The first concept, permalinks, is pretty easy to explain. Think of any website that changes content frequently, say, an online newspaper or a blog. You see a cool post and you want to provide a link. However, if you point to the main page, the link will go "bad" quickly, because the article won't stay on that page for very long.
Most blogs (and news websites) can put each article at a "unique" URL, usually based on the year and month the article was written plus the title of the article. For example, if I wrote an article on August 19, 2006 title "Why I Love Bananas", the URL might look like:
http://chaileaves.blogspot.com/2006/08/19/Why-I-Love-Bananas.html
This the "permanent" location of the article. I put "permanent" in quotes because it's not necessarily permanent. If Blogger were to go out of business, I would lose this link. If I were to delete my blog, then the link would disappear. If I were to revise that blog entry, then it's likely the date that it gets posted on may change to the new date of modification, and again, this permalink would get lost.
However, it's certainly more permanent than someone referring to the main webpage. When I need to refer to someone's blog entry, I find it on their page, then click on their permalink, which changes me to a webpage with only that one article in it, and cut and paste the URL, i.e., the permalink.

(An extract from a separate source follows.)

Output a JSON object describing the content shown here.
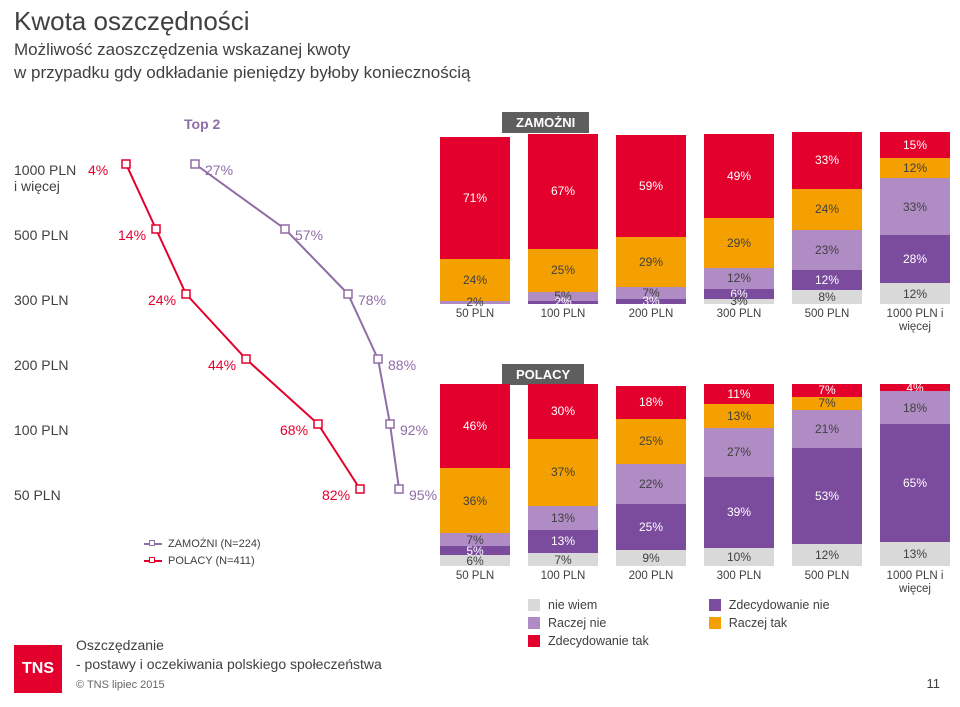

Trackbacks are a bit trickier. Suppose I read a great article in Joel On Software. I could add a comment to the article. But maybe I want to write it in my own blog. Suppose I want Joel to know that I wrote about his article. I could notify him that my blog entry (using my permalink URL) refers to his.
Ideally, I could to this without having to do any work. This would happen if, for example, Blogger, the blog service I'm using, and whoever is hosting Joel's blog can talk to each other. For example, suppose I post my article. The blog service (a program) runs a program and notices I refer to Joel's URL in my article. It automatically tries to contact joelonsoftware.com and inform it that there's an article written that refers to the permalink, which then updates his article to have a link to mine's.
This might be fine except for a few annoyances. First, maybe I don't want Joel to know that I've referred to his article, or at least, not so that it adds a link to the end of his article that others can access. Maybe I've said something negative or stupid and even though I posted it, it's not what I want everyone to remember me by. Or perhaps he doesn't want to get spammed by trackbacks.
To be honest, I'm not sure how all the communication works to make it happen. It may be far more manual than that (I'm looking at Blogger's mechanism. They apparently have something called backlinks which is the same thing, and rely on blogs that are indexed by Google's Blog Search to attach appropriate backlinks to your blog).
Yeah, that was tougher to explain that I wanted, which is why most people probably don't care about it and don't understand it.